Here are some tips that consumers and business might find helpful.
1. Beware of any plan that makes exaggerated earnings claims, especially when there seems to be no real underlying product sales or investment profits. The plan could be a Ponzi scheme where money from later recruits pays off earlier ones. Eventually this program will collapse, causing substantial injury to most participants.
2. Beware of any plan that offers commissions for recruiting new distributors, particularly when there is no product involved or when there is a separate, up-front membership fee. At the same time, do not assume that the presence of a purported product or service removes all danger. The Commission has seen pyramids operating behind the apparent offer of investment opportunities, charity benefits, off-shore credit cards, jewelry, women’s underwear, cosmetics, cleaning supplies, and even electricity.
3. If a plan purports to sell a product or service, check to see whether its price is inflated, whether new members must buy costly inventory, or whether members make most “sales” to other members rather than the general public. If any of these conditions exist, the purported “sale” of the product or service may just mask a pyramid scheme that promotes an endless chain of recruiting and inventory loading.

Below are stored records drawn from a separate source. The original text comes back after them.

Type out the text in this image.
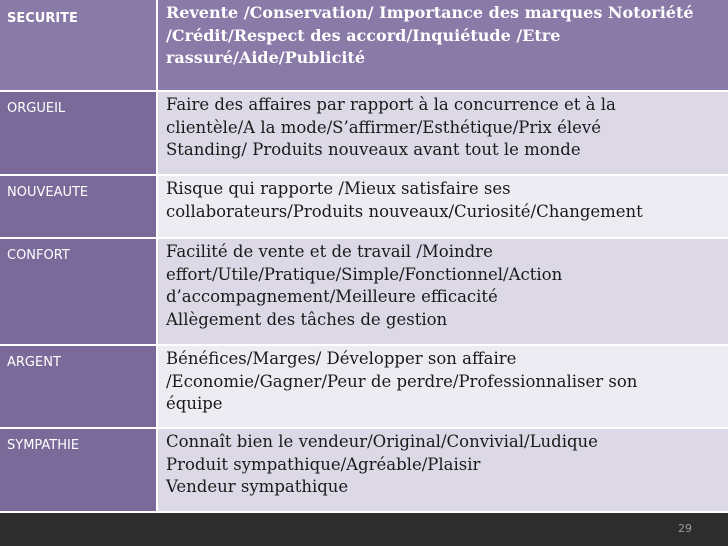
SECURITE	Revente /Conservation/ Importance des marques Notoriété
/Crédit/Respect des accord/Inquiétude /Etre
rassuré/Aide/Publicité

ORGUEIL	Faire des affaires par rapport à la concurrence et à la
clientèle/A la mode/S’affirmer/Esthétique/Prix élevé
Standing/ Produits nouveaux avant tout le monde

NOUVEAUTE	Risque qui rapporte /Mieux satisfaire ses
collaborateurs/Produits nouveaux/Curiosité/Changement

CONFORT	Facilité de vente et de travail /Moindre
effort/Utile/Pratique/Simple/Fonctionnel/Action
d’accompagnement/Meilleure efficacité
Allègement des tâches de gestion

ARGENT	Bénéfices/Marges/ Développer son affaire
/Economie/Gagner/Peur de perdre/Professionnaliser son
équipe

SYMPATHIE	Connaît bien le vendeur/Original/Convivial/Ludique
Produit sympathique/Agréable/Plaisir
Vendeur sympathique
29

4. Beware of any program that claims to have a secret plan, overseas connection or special relationship that is difficult to verify. Charles Ponzi claimed that he had a secret method of trading and redeeming millions of postal reply coupons. The real secret was that he stopped redeeming them. Likewise, CDI allegedly represented that it had the backing of a special overseas bank when no such relationship existed.
5. Beware of any plan that delays meeting its commitments while asking members to “keep the faith.” Many pyramid schemes advertise that they are in the “pre-launch” stage, yet they never can and never do launch. By definition pyramid schemes can never fulfill their obligations to a majority of their participants. To survive, pyramids need to keep and attract as many members as possible. Thus, promoters try to appeal to a sense of community or solidarity, while chastising outsiders or skeptics. Often the government is the target of the pyramid’s collective wrath, particularly when the scheme is about to be dismantled. Commission attorneys now know to expect picketers and a packed courtroom when they file suit to halt a pyramid scheme. Half of the pyramid’s recruits may see themselves as victims of a scam that we took too long to stop; the other half may view themselves as victims of government meddling that ruined their chance to make millions. Government officials in Albania have also experienced this reaction in the recent past.
6. Finally, beware of programs that attempt to capitalize on the public’s interest in hi-tech or newly deregulated markets. Every investor fantasizes about becoming wealthy overnight, but in fact, most hi-tech ventures are risky and yield substantial profits only after years of hard work. Similarly, deregulated markets can offer substantial benefits to investors and consumers, but deregulation seldom means that “everything goes,” that no rules apply, and that pyramid or Ponzi schemes are suddenly legitimate.